Dan found this while working on Kudu training material.
Suppose you have a three node cluster and a table with a singleton tablet (replicated three times). Now suppose you stopped one tserver, deleted all of its on-disk data, then restarted it.
You would expect the following:
- The tablet's leader replica can no longer reach the replica on the reformatted tserver.
- The leader will evict that replica.
- The master will notice the tablet's under-replication and ask the leader to add a new replica, probably on the reformatted node.

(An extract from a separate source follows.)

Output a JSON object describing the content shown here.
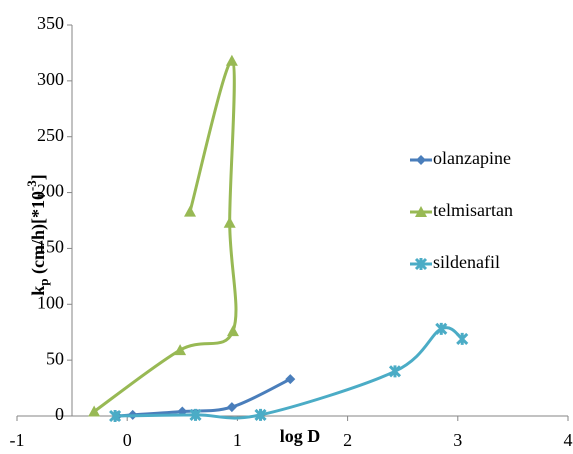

Instead, there's no eviction at all. The leader replica keeps spewing messages like this in its log:
Having looked at the code responsible for starting replica eviction (PeerMessageQueue::RequestForPeer) and the code spewing that error (Peer::ProcessResponseError), I think I see what's going on. The eviction code in RequestforPeer() checks the peer's "last successful communication time" to decide whether to evict or not. Intuitively you'd expect that time to be updated only when the peer responds successfully, but there are a couple cases in Peer::ProcessResponseError where we update the last communication time anyway. Notably:
- If the RPC controller yielded a RemoteError, or
- If the RPC controller had no error but the response itself contained an error, and the error's code was not TABLET_NOT_FOUND, or
- If the RPC controller and the response had no error, but the response's status had an error, and that error's code was CANNOT_PREPARE.
I think we're hitting case #2, because there should be no RPC controller error (the reformatted tserver did respond to the leader replica), but the response does contain a WRONG_SERVER_UUID error.